Me, I just want something luxurious. A car that pays attention to every detail. Comfortable seats. A good sound system. Suspension that makes you feel like you’re floating over a cloud. And my car has all of that.
But as we sat on the tarmac at Akron Canton last week, I saw a vehicle that made me realize the one thing my car lacks: a 3,000 gallon tank. That’s why this is going to be my next car:
First of all, what I like about my SUV is being up high and having 4 wheel drive. This bad boy is way farther from the ground, and has 18 wheel drive. As far as I’m concerned, that’s 4.5x as good.
Second, what better way is there to hedge against fuel prices than to be able to buy a few years worth of it at once? Even if that sucker only gets 10 miles per gallon highway, I’m covered for the rest of the decade. When 2009 rolls around and everyone is complaining about that $11/gallon they’re spending, I’ll laughing my ass off. As little as I drive, I’ll fill it once, and by the time it’s empty we’ll all be getting to work in solar powered helicopters.
My local grocery chain (Giant Eagle) recently opened up a chain of gas stations called Get Go. They have a gimmick where when you shop at their grocery stores and use your Advantage Card (so called because it gives you the “advantage” of paying normal price for items they otherwise mark up in order to convince you to use their Advantage Card) you get discounts on gas. For every $50 you spend, you get 20 cents per gallon off.
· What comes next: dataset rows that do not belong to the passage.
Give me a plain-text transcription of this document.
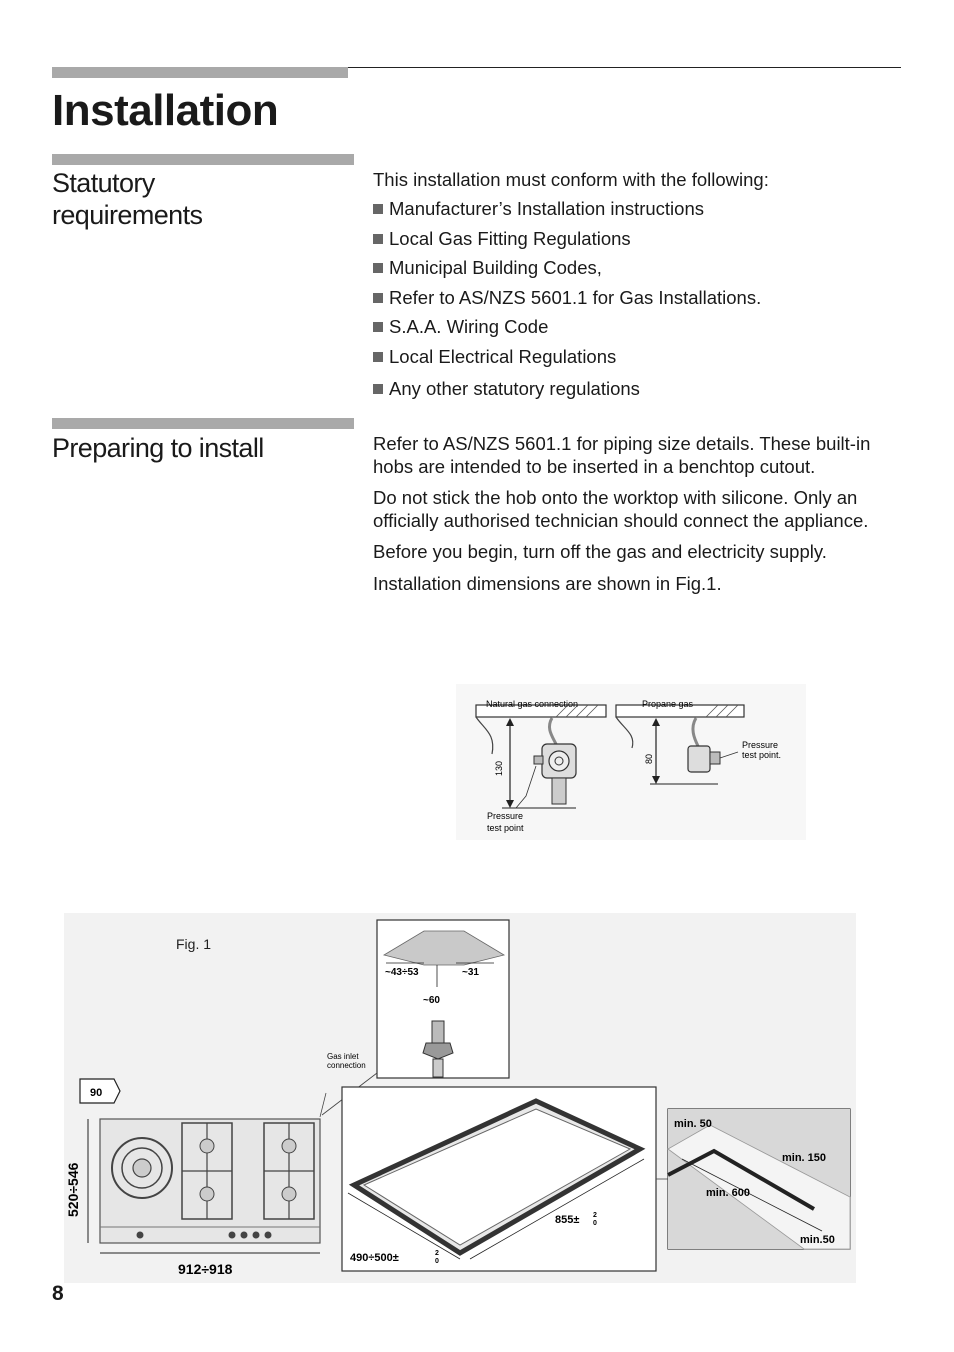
Installation
Statutory
requirements
This installation must conform with the following:
Manufacturer’s Installation instructions
Local Gas Fitting Regulations
Municipal Building Codes,
Refer to AS/NZS 5601.1 for Gas Installations.
S.A.A. Wiring Code
Local Electrical Regulations
Any other statutory regulations
Preparing to install	Refer to AS/NZS 5601.1 for piping size details. These built-in hobs are intended to be inserted in a benchtop cutout.

Do not stick the hob onto the worktop with silicone. Only an officially authorised technician should connect the appliance.

Before you begin, turn off the gas and electricity supply.

Installation dimensions are shown in Fig.1.

130
Natural gas connection
Pressure
test point
80
Propane gas
Pressure
test point.
Fig. 1
~43÷53	~31
~60
Gas inlet
connection
90
520÷546
912÷918
855± 2
0
490÷500±	2
0
min. 50
min. 150
min. 600
min.50
8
So, the play here is obvious. I do all of my shopping there until I spend $1,000 (not hard to do, especially since gift cards to places like The Home Depot and Bed Bath and Beyond count) and get $4 per gallon off, which is still slightly above the going rate for the cheap gas. Then I park my new car outside of the Get Go until a tanker pulls up and reloads (they’ll need it). After it leaves, I wheel this bad boy up to the pump and fill ‘er up.
I figure one tank full of 87 octane would last me at least two years, so I can turn around and resell almost all of it immediately. I would make a cool $12k per load. Then I’d just go blow $1k of it on groceries (filet mignon 7 nights a week baby) and repeat.
I wonder who I’d see about getting a nav system and some Mark Levinson speakers installed in a gas tanker.